In 1940, Bulgaria's currency situation was defined by its complex political alignment and the economic pressures of the early Second World War. The official currency was the Bulgarian lev, managed by the Bulgarian National Bank, but its stability was heavily contingent on foreign influence. The country, under the authoritarian rule of Tsar Boris III, was formally neutral but increasingly within the German economic and political sphere. This was solidified by the 1940
Kladovo Agreement, which effectively tied Bulgaria to the Nazi economic bloc, the "Reichsmark zone."
Consequently, the lev's value was pegged to and supported by the German Reichsmark at a fixed rate, rather than to gold or other hard currencies. This linkage provided a degree of artificial stability for wartime trade with Germany and its allies, ensuring a market for Bulgarian agricultural and raw material exports. However, it also meant Bulgaria's economy and currency were directly vulnerable to German wartime financial policies and the escalating costs of the conflict. Inflationary pressures were mounting, though not yet hyperinflationary, as the government began financing its spending through increased borrowing from the central bank.

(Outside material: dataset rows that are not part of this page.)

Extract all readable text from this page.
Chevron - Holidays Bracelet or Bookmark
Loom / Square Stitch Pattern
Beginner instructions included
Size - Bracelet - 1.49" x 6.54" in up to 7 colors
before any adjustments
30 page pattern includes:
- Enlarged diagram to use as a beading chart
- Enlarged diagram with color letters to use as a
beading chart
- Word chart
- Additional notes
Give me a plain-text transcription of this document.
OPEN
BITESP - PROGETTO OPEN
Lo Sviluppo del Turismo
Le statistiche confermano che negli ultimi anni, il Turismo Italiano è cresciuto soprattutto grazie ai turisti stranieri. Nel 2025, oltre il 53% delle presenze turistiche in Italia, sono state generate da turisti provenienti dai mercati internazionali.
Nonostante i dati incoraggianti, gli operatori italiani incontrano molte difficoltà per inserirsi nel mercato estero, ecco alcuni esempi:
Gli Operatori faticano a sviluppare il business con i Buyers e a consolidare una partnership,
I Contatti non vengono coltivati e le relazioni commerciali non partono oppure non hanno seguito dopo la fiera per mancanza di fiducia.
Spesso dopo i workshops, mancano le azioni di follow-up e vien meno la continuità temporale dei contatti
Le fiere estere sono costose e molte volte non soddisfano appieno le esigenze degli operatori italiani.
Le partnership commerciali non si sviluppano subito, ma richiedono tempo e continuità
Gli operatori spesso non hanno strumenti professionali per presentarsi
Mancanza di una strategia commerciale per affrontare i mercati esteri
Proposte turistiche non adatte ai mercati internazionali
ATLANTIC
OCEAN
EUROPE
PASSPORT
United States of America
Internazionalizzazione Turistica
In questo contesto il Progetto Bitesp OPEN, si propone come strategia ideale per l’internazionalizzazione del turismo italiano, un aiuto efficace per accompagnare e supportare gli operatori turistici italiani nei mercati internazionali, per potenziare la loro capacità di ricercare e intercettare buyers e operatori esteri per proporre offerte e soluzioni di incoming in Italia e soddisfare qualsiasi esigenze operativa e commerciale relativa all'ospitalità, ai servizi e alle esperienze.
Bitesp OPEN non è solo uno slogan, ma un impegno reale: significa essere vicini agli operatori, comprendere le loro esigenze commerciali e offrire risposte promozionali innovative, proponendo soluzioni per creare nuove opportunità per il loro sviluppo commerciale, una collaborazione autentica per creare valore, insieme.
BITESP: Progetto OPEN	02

Underneath this controlled official economy, a growing black market for scarce goods and foreign currency (like the US dollar or Swiss franc) began to emerge, reflecting underlying public anxiety and the distortions of a wartime command economy. The situation was a precarious balancing act: the peg to the Reichsmark facilitated crucial trade and German support for Bulgaria's territorial ambitions, but it also set the stage for severe economic dislocation and currency instability in the coming years as the war turned against the Axis powers.